For those not aware, brief explanation: How strobe backlights work on modern high-end LCD monitors (LightBoost, Turbo240, BENQ Blur Reduction, etc): They bring the CRT zero-motion-blur effect to LCD's. The backlight is turned off while waiting for pixel transitions (unseen by human eyes), and the backlight is strobed only on fully-refreshed LCD frames (seen by human eyes). See high speed video on YouTube. The strobes can be shorter than pixel transitions, breaking the pixel transition speed barrier! In addition, it eliminates the sample-and-hold effect. See the animation at www.testufo.com/eyetracking that explains motion blur that's caused by display persistence, and not from GtG transitions (because persistence takes more of a refresh cycle than GtG does -- most of GtG transitions are only 1ms to 2ms, while refresh cycles are 1/120sec=8.3ms or 1/60sec=16.7ms - the animation above is quite revealing/enlightening)..

This, alone, is often a huge reason to upgrade from 1680x1050 120Hz (none of them support a strobe backlight mode), to 1920x1080 120Hz.

When you do the TestUFO Panning Map Test:
www.testufo.com/#test=photo&photo=toronto-map.png&pps=1440
Try this test.
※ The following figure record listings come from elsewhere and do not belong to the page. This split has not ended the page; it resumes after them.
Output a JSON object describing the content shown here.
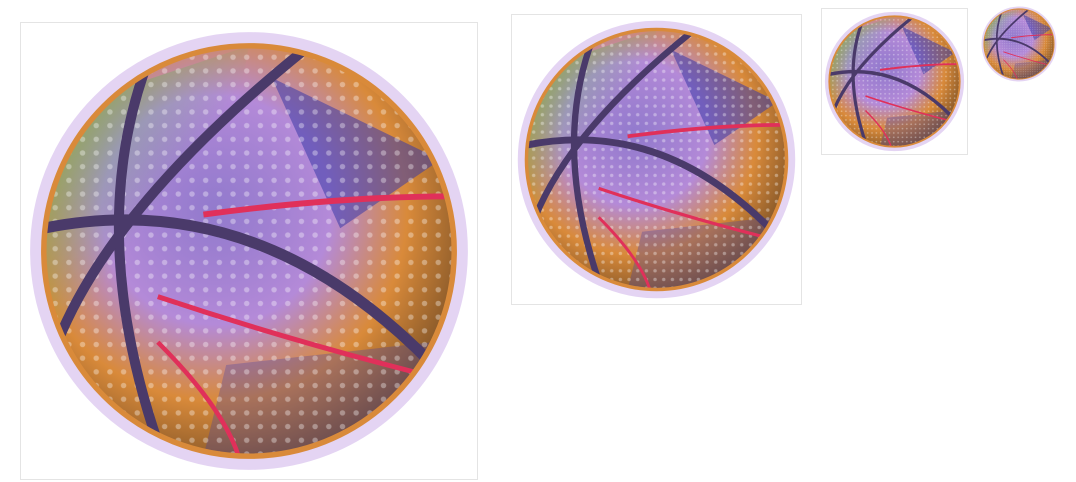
{
  "thumbnails": [
    {
      "icon": "basketball-image",
      "scale": "large"
    },
    {
      "icon": "basketball-image",
      "scale": "medium"
    },
    {
      "icon": "basketball-image",
      "scale": "small"
    },
    {
      "icon": "basketball-image",
      "scale": "tiny"
    }
  ],
  "colors": {
    "background": "#ffffff",
    "frame_border": "#e4e4e4",
    "ball_orange": "#d98a3a",
    "ball_purple": "#7f63c4",
    "ball_blue": "#3a3aa8",
    "ball_green": "#4fc44f",
    "seam_red": "#e0305a"
  }
}
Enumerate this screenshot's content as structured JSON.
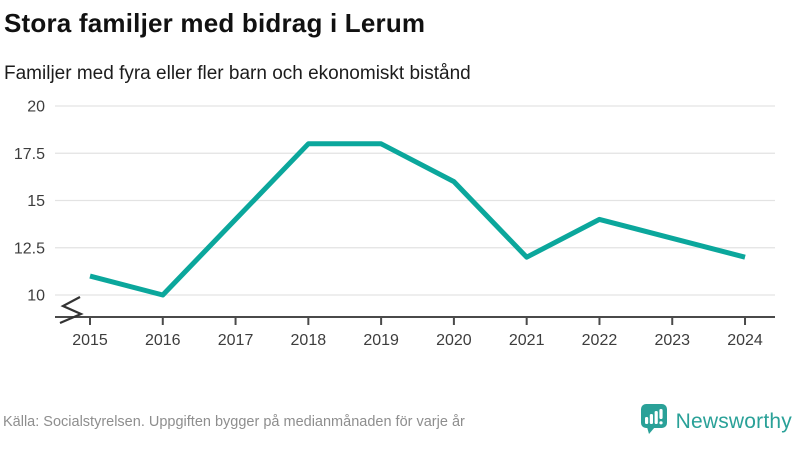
{
  "header": {
    "title": "Stora familjer med bidrag i Lerum",
    "subtitle": "Familjer med fyra eller fler barn och ekonomiskt bistånd"
  },
  "footer": {
    "source": "Källa: Socialstyrelsen. Uppgiften bygger på medianmånaden för varje år",
    "brand_name": "Newsworthy",
    "brand_icon": "newsworthy-speech-bubble-barchart-icon"
  },
  "colors": {
    "line": "#0ba79c",
    "grid": "#e3e3e3",
    "axis": "#4a4a4a",
    "tick_text": "#3d3d3d",
    "title_text": "#111111",
    "muted_text": "#8e8e8e",
    "brand": "#2aa198"
  },
  "chart_data": {
    "type": "line",
    "title": "Stora familjer med bidrag i Lerum",
    "subtitle": "Familjer med fyra eller fler barn och ekonomiskt bistånd",
    "x": [
      2015,
      2016,
      2017,
      2018,
      2019,
      2020,
      2021,
      2022,
      2023,
      2024
    ],
    "series": [
      {
        "name": "Familjer med fyra eller fler barn och ekonomiskt bistånd",
        "values": [
          11,
          10,
          14,
          18,
          18,
          16,
          12,
          14,
          13,
          12
        ]
      }
    ],
    "xlabel": "",
    "ylabel": "",
    "ylim": [
      10,
      20
    ],
    "yticks": [
      20,
      17.5,
      15,
      12.5,
      10
    ],
    "grid": true,
    "legend_position": "none",
    "axis_break_at_bottom": true
  }
}
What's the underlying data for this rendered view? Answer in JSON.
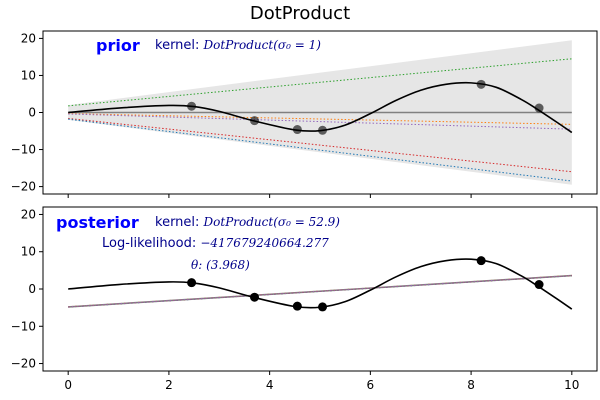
{
  "title": "DotProduct",
  "colors": {
    "annotation_label": "#0000ff",
    "annotation_text": "#00008b",
    "mean": "#808080",
    "band": "#e6e6e6",
    "true_fn": "#000000",
    "points": "#000000"
  },
  "chart_data": [
    {
      "type": "line",
      "panel": "prior",
      "xlim": [
        -0.5,
        10.5
      ],
      "ylim": [
        -22,
        22
      ],
      "xticks": [
        0,
        2,
        4,
        6,
        8,
        10
      ],
      "yticks": [
        -20,
        -10,
        0,
        10,
        20
      ],
      "show_xtick_labels": false,
      "grid": false,
      "annotations": {
        "label": "prior",
        "kernel_prefix": "kernel: ",
        "kernel_expr": "DotProduct(σ₀ = 1)"
      },
      "band": {
        "x": [
          0,
          10
        ],
        "upper": [
          2,
          19.5
        ],
        "lower": [
          -2,
          -19.5
        ]
      },
      "mean": {
        "x": [
          0,
          10
        ],
        "y": [
          0,
          0
        ]
      },
      "samples": [
        {
          "color": "#2ca02c",
          "x": [
            0,
            10
          ],
          "y": [
            1.8,
            14.5
          ]
        },
        {
          "color": "#ff7f0e",
          "x": [
            0,
            10
          ],
          "y": [
            -0.3,
            -3.2
          ]
        },
        {
          "color": "#9467bd",
          "x": [
            0,
            10
          ],
          "y": [
            -0.4,
            -4.5
          ]
        },
        {
          "color": "#d62728",
          "x": [
            0,
            10
          ],
          "y": [
            -1.6,
            -16.0
          ]
        },
        {
          "color": "#1f77b4",
          "x": [
            0,
            10
          ],
          "y": [
            -1.8,
            -18.5
          ]
        }
      ],
      "true_function": {
        "x": [
          0,
          1,
          2,
          2.5,
          3,
          3.7,
          4.5,
          5,
          5.5,
          6,
          6.5,
          7,
          7.5,
          8,
          8.5,
          9,
          9.3,
          9.7,
          10
        ],
        "y": [
          0,
          1.2,
          1.9,
          1.6,
          0.3,
          -2.3,
          -4.7,
          -4.9,
          -3.4,
          -0.3,
          3.2,
          6.0,
          7.6,
          8.0,
          6.8,
          3.5,
          1.0,
          -2.6,
          -5.4
        ]
      },
      "points": {
        "x": [
          2.45,
          3.7,
          4.55,
          5.05,
          8.2,
          9.35
        ],
        "y": [
          1.7,
          -2.2,
          -4.6,
          -4.8,
          7.6,
          1.2
        ]
      }
    },
    {
      "type": "line",
      "panel": "posterior",
      "xlim": [
        -0.5,
        10.5
      ],
      "ylim": [
        -22,
        22
      ],
      "xticks": [
        0,
        2,
        4,
        6,
        8,
        10
      ],
      "yticks": [
        -20,
        -10,
        0,
        10,
        20
      ],
      "show_xtick_labels": true,
      "grid": false,
      "annotations": {
        "label": "posterior",
        "kernel_prefix": "kernel: ",
        "kernel_expr": "DotProduct(σ₀ = 52.9)",
        "loglik_prefix": "Log-likelihood: ",
        "loglik_value": "−417679240664.277",
        "theta": "θ: (3.968)"
      },
      "mean": {
        "x": [
          0,
          10
        ],
        "y": [
          -4.8,
          3.6
        ]
      },
      "samples": [
        {
          "color": "#1f77b4",
          "x": [
            0,
            10
          ],
          "y": [
            -4.85,
            3.55
          ]
        },
        {
          "color": "#ff7f0e",
          "x": [
            0,
            10
          ],
          "y": [
            -4.75,
            3.65
          ]
        },
        {
          "color": "#2ca02c",
          "x": [
            0,
            10
          ],
          "y": [
            -4.8,
            3.6
          ]
        },
        {
          "color": "#d62728",
          "x": [
            0,
            10
          ],
          "y": [
            -4.82,
            3.58
          ]
        },
        {
          "color": "#9467bd",
          "x": [
            0,
            10
          ],
          "y": [
            -4.78,
            3.62
          ]
        }
      ],
      "true_function": {
        "x": [
          0,
          1,
          2,
          2.5,
          3,
          3.7,
          4.5,
          5,
          5.5,
          6,
          6.5,
          7,
          7.5,
          8,
          8.5,
          9,
          9.3,
          9.7,
          10
        ],
        "y": [
          0,
          1.2,
          1.9,
          1.6,
          0.3,
          -2.3,
          -4.7,
          -4.9,
          -3.4,
          -0.3,
          3.2,
          6.0,
          7.6,
          8.0,
          6.8,
          3.5,
          1.0,
          -2.6,
          -5.4
        ]
      },
      "points": {
        "x": [
          2.45,
          3.7,
          4.55,
          5.05,
          8.2,
          9.35
        ],
        "y": [
          1.7,
          -2.2,
          -4.6,
          -4.8,
          7.6,
          1.2
        ]
      }
    }
  ]
}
It's a blurry mess on all known 1680x1050 120Hz monitors, which was measured to be about 6x more motion blur than a LightBoost-enabled 1920x1080 120Hz monitor. I can read the street name labels perfectly at 960 pixels/second and faster speeds when using a monitor with a motion-blur-eliminating backlight (e.g. LightBoost strobing, or EIZO Turbo240 strobing -- and BENQ reports that their new XL2720Z Blur Reduction is a form of strobe backlight similar to LightBoost). The only computer monitors that pass the TestUFO Panning Map Test are the newer/modern strobe-backlight models. This can mean more quickly identifying enemies in FPS gaming, during fast panning/strafing/turning, etc. CRT quality motion on an LCD (and in some cases, sharper motion than a CRT -- as LightBoost=10% has lower persistence than a Sony GDM-FW900 CRT).
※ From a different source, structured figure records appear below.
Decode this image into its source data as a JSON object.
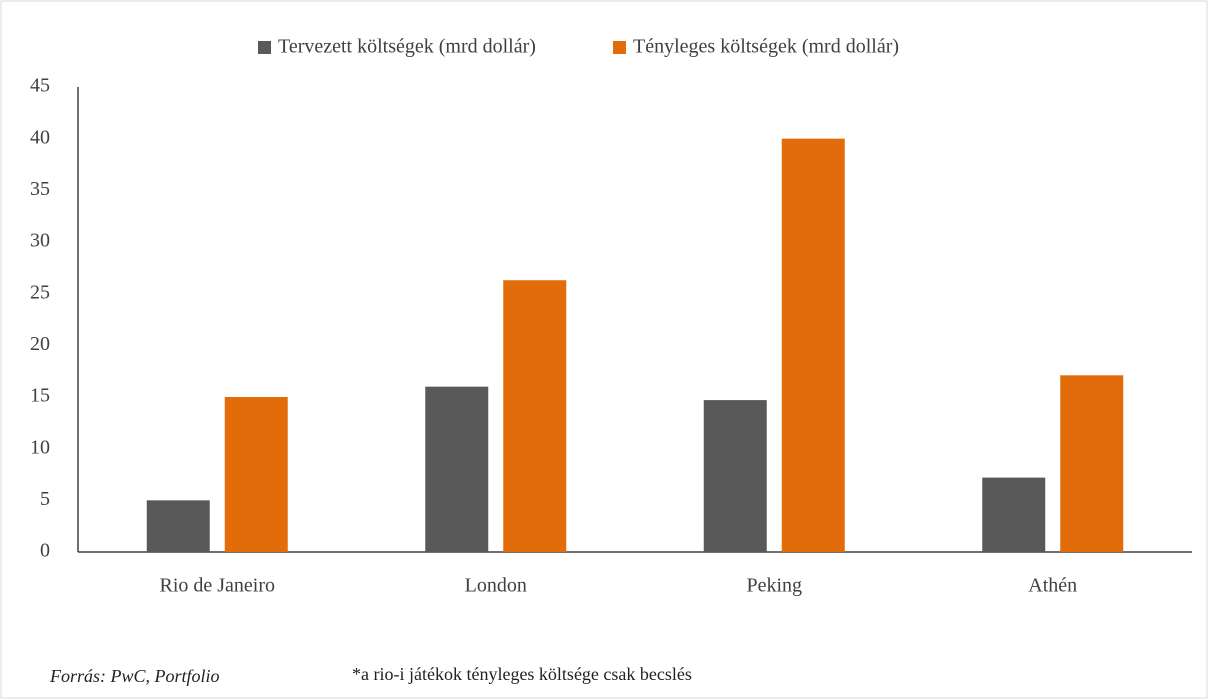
{
  "chart_data": {
    "type": "bar",
    "categories": [
      "Rio de Janeiro",
      "London",
      "Peking",
      "Athén"
    ],
    "series": [
      {
        "name": "Tervezett költségek (mrd dollár)",
        "color": "#595959",
        "values": [
          5,
          16,
          14.7,
          7.2
        ]
      },
      {
        "name": "Tényleges költségek (mrd dollár)",
        "color": "#e36c0a",
        "values": [
          15,
          26.3,
          40,
          17.1
        ]
      }
    ],
    "ylim": [
      0,
      45
    ],
    "yticks": [
      0,
      5,
      10,
      15,
      20,
      25,
      30,
      35,
      40,
      45
    ],
    "grid": false,
    "legend": "top",
    "annotations": [
      "Forrás: PwC, Portfolio",
      "*a rio-i játékok tényleges költsége csak becslés"
    ]
  }
}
The motion blur reduction feature may not be important to everyone, but some people are far more sensitive to motion blur than to colors. It is certainly, a significant/huge buying consideration that should be meritworthy of mention. Today, display editors now need to pay attention to the strobe backlight phenomenon -- and the sudden surge introduction of several brands of new post-LightBoost-era strobe backlights. Display editors that formerly dismissed the Lightboost "hack" needs to just look at EIZO and BENQ's introduction of their own officially sanctioned post-LightBoost brand, as well as NVIDIA/John Carmack's mention of G-SYNC's optional strobe mode, to realize how important a display editor needs to be aware about strobe backlights, going forward, since this is a new technology suddenly coming out that many mainstream display reviewers are just realizing. TFTCentral tested them and found LightBoost to be far superior to old generation scanning backlights. These strobe modes are now easily turned ON/OFF by a button or keypress (including LightBoost, which now has a new utility), so you can have flicker-free versus 120Hz-CRT-style operation.